Seventy-three percent of technology companies predict they will be in the office three days or more, and only 4% say they will be in the office for all five days of the week, according to a recent Savills survey of tech tenants. Some 79% of these companies have employees that have moved away from the market their offices were in prior to the pandemic.
The dearth of small leases stands in stark contrast to the huge year for Big Tech in New York City. Facebook signed a lease for 730K SF at Vornado’s Farley Post Office near Penn Station amid the pandemic after Apple signed a 220K SF lease in February 2020 at Vornado’s 11 Penn Plaza. Amazon purchased the 660K SF 424 Fifth Ave. in Midtown last year just as the pandemic was taking hold in New York, and Google is spending $1B building out a campus in Hudson Square.
Smaller and newer tech companies will likely take up coworking and flex office space throughout the recovery, Saldaña said, and sign fewer direct leases with landlords.

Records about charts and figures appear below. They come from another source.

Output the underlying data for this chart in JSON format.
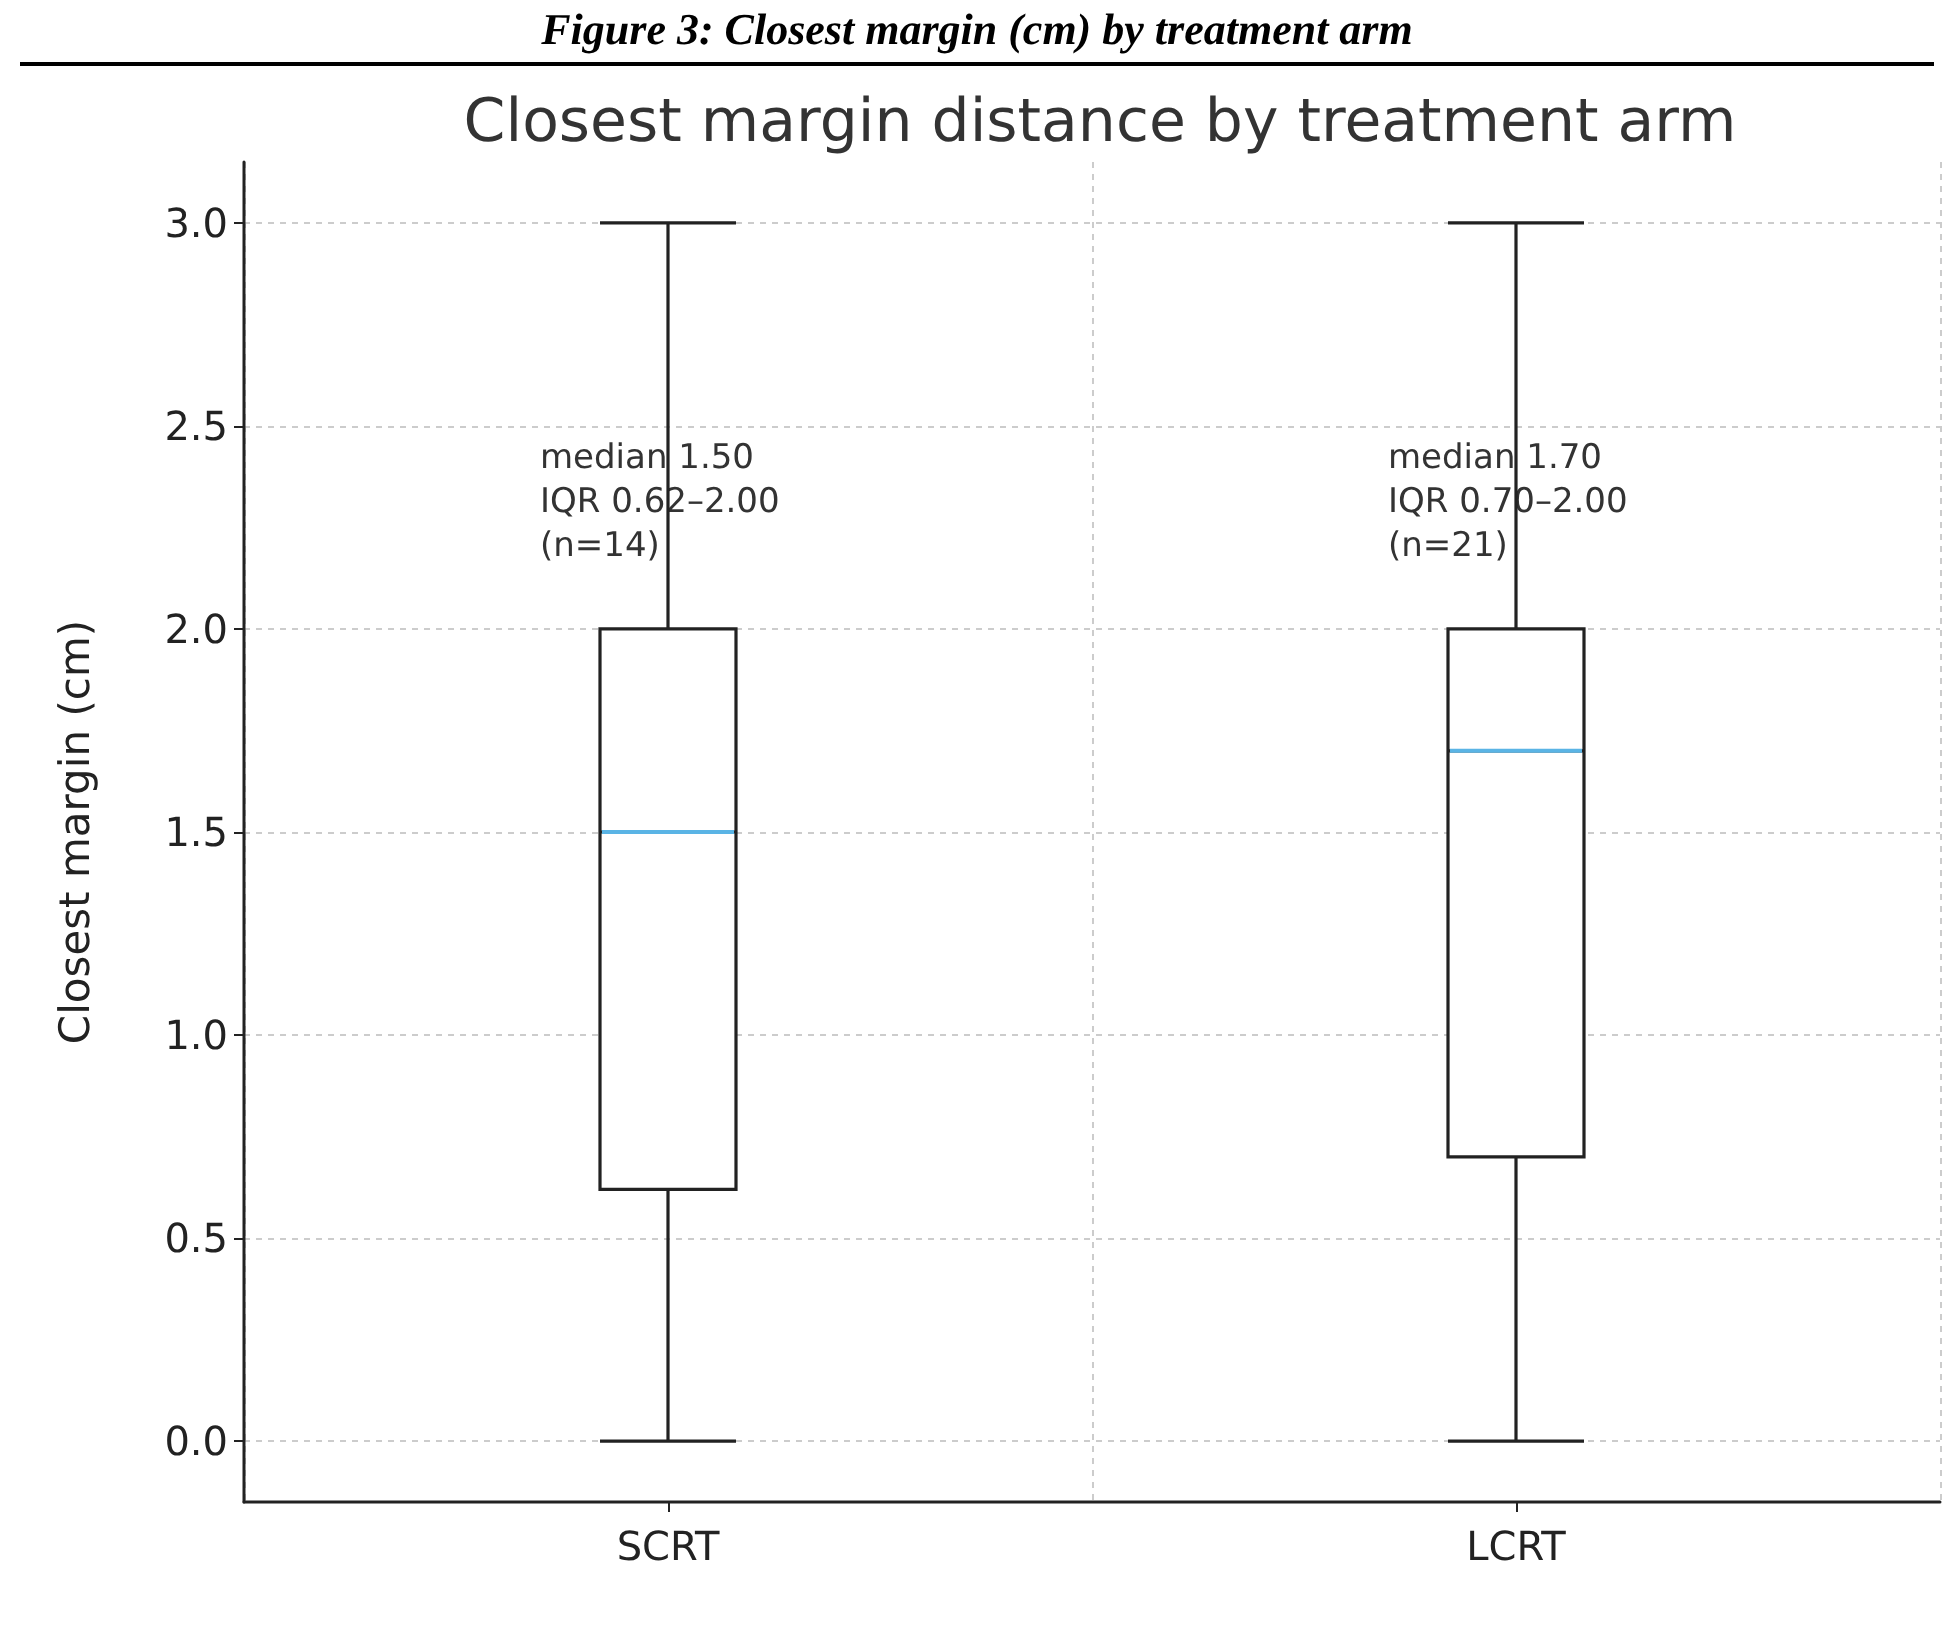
{
  "chart_data": {
    "type": "box",
    "title": "Closest margin distance by treatment arm",
    "ylabel": "Closest margin (cm)",
    "categories": [
      "SCRT",
      "LCRT"
    ],
    "series": [
      {
        "color": "#222222",
        "boxes": [
          {
            "low": 0.0,
            "q1": 0.62,
            "median": 1.5,
            "q3": 2.0,
            "high": 3.0
          },
          {
            "low": 0.0,
            "q1": 0.7,
            "median": 1.7,
            "q3": 2.0,
            "high": 3.0
          }
        ]
      }
    ],
    "ylim": [
      -0.15,
      3.15
    ],
    "yticks": [
      {
        "value": 0,
        "label": "0.0"
      },
      {
        "value": 0.5,
        "label": "0.5"
      },
      {
        "value": 1,
        "label": "1.0"
      },
      {
        "value": 1.5,
        "label": "1.5"
      },
      {
        "value": 2,
        "label": "2.0"
      },
      {
        "value": 2.5,
        "label": "2.5"
      },
      {
        "value": 3,
        "label": "3.0"
      }
    ],
    "grid": true,
    "annotations": [
      "Figure 3: Closest margin (cm) by treatment arm",
      {
        "text": "median 1.50\nIQR 0.62–2.00\n(n=14)",
        "x": "SCRT",
        "y": 2.15
      },
      {
        "text": "median 1.70\nIQR 0.70–2.00\n(n=21)",
        "x": "LCRT",
        "y": 2.15
      }
    ]
  }
}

Still, brokers and researchers believe that Midtown South will continue to be a mecca for technology companies even if the size of the space they take up is less than it was pre-pandemic.
“I think Midtown South still will be one of the hot pockets for the TAMI sector,” Kamara said. “Just the type of footprint that those companies are taking in that area, it’s TBD what that shakes out to be.”
Saldaña predicts that New York will continue to be a hub for technology companies, large and small alike, but that the sector will not be concentrated in one submarket moving forward.
The result may be more technology offices opening up around the five boroughs, not just in Midtown South.
“That centralization of new tech startups is kind of dispersing and it was dispersing prior to Covid,” he said. “And I think it's going to continue, especially as people have uncovered some joy in the neighborhood markets.”